A man casts his vote during the parliamentary and provincial elections in Bhaktapur, Nepal, on December 7. (Reuters)

NEW DELHI: The question of whether India is losing influence in South Asia to China has assumed added significance in light of the recent election victory by an anti-India leftist alliance in Nepal.
The coalition forged between the Communist Party of Nepal-Unified Marxist Leninist and the Communist Party of Nepal (Maoist Center) is known for its ties with Beijing.
“Changing global politics and the rise of China have affected Nepal’s political dynamics,” Mallika Shakya, a Nepali academic at the New Delhi-based South Asia University, told Arab News.

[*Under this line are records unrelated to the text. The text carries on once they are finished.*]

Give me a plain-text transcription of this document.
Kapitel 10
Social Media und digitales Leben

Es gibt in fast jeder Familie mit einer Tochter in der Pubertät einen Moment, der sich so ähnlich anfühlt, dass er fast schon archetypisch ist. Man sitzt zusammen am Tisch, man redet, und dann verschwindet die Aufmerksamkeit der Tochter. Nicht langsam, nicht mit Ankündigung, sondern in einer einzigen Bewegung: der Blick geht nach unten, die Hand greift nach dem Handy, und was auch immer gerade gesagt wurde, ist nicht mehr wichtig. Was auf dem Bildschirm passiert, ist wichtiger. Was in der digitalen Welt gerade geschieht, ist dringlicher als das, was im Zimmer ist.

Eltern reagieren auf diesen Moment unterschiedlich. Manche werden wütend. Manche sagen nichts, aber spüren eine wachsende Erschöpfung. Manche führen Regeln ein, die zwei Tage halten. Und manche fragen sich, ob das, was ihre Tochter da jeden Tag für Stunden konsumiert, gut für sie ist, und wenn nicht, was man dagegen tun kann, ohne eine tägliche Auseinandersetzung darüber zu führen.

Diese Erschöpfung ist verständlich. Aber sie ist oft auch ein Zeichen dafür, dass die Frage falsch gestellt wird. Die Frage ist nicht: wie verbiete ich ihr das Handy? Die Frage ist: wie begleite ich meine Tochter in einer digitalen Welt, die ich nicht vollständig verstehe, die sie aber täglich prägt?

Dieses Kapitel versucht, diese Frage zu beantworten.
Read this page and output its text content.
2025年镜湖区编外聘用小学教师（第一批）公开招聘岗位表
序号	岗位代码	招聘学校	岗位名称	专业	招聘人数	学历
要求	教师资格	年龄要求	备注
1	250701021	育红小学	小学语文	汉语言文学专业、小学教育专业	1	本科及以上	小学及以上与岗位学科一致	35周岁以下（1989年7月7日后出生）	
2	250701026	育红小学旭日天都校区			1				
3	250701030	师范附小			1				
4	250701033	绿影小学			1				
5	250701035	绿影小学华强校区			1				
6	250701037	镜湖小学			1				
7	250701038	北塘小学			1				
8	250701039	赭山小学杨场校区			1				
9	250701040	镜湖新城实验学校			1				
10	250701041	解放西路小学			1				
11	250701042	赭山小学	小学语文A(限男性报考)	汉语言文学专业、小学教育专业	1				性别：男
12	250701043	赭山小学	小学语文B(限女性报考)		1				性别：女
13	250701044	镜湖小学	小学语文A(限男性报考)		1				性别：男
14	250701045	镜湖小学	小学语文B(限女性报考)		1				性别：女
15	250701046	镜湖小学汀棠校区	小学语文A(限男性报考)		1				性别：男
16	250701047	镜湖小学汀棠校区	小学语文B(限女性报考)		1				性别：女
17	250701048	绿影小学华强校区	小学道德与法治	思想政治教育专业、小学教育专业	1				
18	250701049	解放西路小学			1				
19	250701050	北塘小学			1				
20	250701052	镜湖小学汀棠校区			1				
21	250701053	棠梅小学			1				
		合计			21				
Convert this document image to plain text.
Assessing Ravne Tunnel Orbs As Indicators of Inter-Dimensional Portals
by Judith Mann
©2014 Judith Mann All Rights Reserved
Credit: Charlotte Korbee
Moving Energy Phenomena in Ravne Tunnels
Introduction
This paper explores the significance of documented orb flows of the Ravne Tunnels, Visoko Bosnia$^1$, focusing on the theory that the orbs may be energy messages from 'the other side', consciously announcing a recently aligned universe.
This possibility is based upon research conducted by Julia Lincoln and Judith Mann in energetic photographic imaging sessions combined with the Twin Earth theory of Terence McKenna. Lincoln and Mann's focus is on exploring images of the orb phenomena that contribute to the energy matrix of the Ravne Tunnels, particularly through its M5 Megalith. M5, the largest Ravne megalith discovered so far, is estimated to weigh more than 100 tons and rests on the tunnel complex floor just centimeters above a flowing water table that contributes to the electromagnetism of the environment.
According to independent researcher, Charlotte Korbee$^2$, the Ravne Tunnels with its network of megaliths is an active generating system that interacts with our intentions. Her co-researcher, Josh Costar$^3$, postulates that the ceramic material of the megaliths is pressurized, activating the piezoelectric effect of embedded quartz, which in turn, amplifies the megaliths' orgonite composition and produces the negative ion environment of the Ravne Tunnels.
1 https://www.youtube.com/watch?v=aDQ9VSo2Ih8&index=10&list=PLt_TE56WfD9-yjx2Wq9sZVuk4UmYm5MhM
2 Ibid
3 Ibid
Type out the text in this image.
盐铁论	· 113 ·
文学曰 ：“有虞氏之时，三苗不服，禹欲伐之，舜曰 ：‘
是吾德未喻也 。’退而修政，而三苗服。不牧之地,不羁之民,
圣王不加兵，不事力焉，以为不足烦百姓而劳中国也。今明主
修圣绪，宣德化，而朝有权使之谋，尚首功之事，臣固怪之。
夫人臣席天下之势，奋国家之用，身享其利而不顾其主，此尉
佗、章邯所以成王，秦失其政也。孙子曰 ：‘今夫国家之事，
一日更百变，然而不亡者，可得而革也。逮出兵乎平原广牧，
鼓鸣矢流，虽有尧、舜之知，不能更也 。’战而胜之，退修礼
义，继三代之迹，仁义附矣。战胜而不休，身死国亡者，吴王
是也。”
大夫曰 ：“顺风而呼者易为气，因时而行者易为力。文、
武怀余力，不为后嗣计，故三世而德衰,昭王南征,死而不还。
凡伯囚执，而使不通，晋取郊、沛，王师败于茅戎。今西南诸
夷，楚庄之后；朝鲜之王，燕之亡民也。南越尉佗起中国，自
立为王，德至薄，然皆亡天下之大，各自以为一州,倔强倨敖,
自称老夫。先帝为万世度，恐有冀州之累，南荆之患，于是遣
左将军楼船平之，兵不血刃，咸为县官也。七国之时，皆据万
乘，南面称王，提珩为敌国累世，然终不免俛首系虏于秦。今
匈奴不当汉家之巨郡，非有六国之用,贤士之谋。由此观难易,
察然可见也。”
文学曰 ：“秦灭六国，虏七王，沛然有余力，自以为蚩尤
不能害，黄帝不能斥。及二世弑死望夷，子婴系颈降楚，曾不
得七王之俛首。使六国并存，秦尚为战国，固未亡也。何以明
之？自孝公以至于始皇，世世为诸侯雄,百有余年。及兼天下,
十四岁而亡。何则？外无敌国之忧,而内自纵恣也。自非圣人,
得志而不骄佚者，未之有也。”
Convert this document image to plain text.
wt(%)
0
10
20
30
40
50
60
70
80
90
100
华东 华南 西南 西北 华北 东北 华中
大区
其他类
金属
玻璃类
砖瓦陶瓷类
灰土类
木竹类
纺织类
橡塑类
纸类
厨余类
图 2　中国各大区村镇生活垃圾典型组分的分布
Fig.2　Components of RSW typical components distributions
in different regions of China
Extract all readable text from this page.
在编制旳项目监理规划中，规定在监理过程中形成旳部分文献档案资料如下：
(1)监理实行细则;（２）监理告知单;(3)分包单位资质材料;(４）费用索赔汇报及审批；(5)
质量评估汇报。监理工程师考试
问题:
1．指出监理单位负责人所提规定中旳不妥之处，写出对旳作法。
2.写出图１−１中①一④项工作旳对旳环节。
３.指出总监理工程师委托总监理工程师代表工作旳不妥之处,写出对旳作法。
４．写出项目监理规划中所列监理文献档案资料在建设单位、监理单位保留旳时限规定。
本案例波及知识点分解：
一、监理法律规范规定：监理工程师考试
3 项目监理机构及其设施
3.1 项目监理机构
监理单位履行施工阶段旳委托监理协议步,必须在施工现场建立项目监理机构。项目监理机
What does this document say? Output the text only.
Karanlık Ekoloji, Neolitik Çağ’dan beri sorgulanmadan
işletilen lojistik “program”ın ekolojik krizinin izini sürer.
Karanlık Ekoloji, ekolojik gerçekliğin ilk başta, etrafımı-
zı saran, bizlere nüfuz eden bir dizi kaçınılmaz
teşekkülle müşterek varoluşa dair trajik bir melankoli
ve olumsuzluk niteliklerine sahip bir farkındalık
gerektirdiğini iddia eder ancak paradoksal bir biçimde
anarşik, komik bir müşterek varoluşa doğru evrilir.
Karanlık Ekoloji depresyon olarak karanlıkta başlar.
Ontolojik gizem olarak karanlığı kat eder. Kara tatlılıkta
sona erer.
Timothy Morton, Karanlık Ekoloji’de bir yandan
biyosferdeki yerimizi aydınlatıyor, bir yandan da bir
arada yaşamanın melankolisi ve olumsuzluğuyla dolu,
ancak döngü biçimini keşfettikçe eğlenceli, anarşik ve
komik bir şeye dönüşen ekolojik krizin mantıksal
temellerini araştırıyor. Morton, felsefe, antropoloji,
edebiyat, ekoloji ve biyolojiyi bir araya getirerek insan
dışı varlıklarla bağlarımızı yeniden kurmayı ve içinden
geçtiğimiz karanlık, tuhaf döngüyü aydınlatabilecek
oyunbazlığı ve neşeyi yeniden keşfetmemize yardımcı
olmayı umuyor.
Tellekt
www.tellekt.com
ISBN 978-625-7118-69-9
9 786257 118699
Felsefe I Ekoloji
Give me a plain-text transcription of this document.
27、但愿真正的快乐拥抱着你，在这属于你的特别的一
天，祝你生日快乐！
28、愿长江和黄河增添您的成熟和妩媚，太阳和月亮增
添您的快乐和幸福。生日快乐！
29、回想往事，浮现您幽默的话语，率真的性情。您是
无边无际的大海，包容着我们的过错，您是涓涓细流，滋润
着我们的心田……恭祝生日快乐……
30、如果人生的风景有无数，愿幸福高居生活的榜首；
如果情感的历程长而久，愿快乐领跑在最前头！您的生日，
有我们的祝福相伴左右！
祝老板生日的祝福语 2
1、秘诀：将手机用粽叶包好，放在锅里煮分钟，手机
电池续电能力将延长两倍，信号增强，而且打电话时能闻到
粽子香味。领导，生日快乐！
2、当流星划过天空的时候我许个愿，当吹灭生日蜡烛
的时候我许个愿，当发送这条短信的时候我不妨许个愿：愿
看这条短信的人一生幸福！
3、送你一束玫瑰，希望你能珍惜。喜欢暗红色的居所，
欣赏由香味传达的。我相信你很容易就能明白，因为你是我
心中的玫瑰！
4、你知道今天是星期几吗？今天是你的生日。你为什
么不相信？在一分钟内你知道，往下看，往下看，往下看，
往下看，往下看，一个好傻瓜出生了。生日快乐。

Happymon Jacob, assistant professor at Jawaharlal Nehru University, told Arab News: “China’s growing presence in South Asia has disconcerted India in its traditional sphere of influence.”
He said New Delhi’s “visionless policy in South Asia has cost us very dearly, not only in Nepal but also in Sri Lanka and the Maldives.”
Jacob added: “In Nepal, the unwarranted economic blockade over a year ago has cost us dearly. In the Maldives, the way we tried to interfere in its domestic affairs has alienated us.”
New Delhi-based journalist Suman Sharma said: “India wants to be seen not to be losing ground to China. The strategic partnership with the US is aimed at counterbalancing China.”
India’s former Foreign Secretary Kanwal Sibal told Arab News: “The relative loss of India’s influence in its neighborhood is due to China, which is a highly destabilizing force in the region.”
He said: “Smaller neighbors use the China card in order to have the best of both worlds, and we have to live with it.”
Jacob said: “China is a rising power, so it’s natural that small neighbors will turn to it. But it wouldn’t have happened so quickly had India been careful in dealing with the neighborhood.”
He added: “In a hurry to be a strong ally of a receding power — the US — New Delhi isn’t involving itself proactively in the region.
“Why did we let China negotiate between Myanmar and Bangladesh on the issue of Rohingya repatriation? India should’ve done that.”
But since “China is an inevitable superpower in the region, a confrontational attitude will do no good,” Jacob said. “We need to engage and balance China.”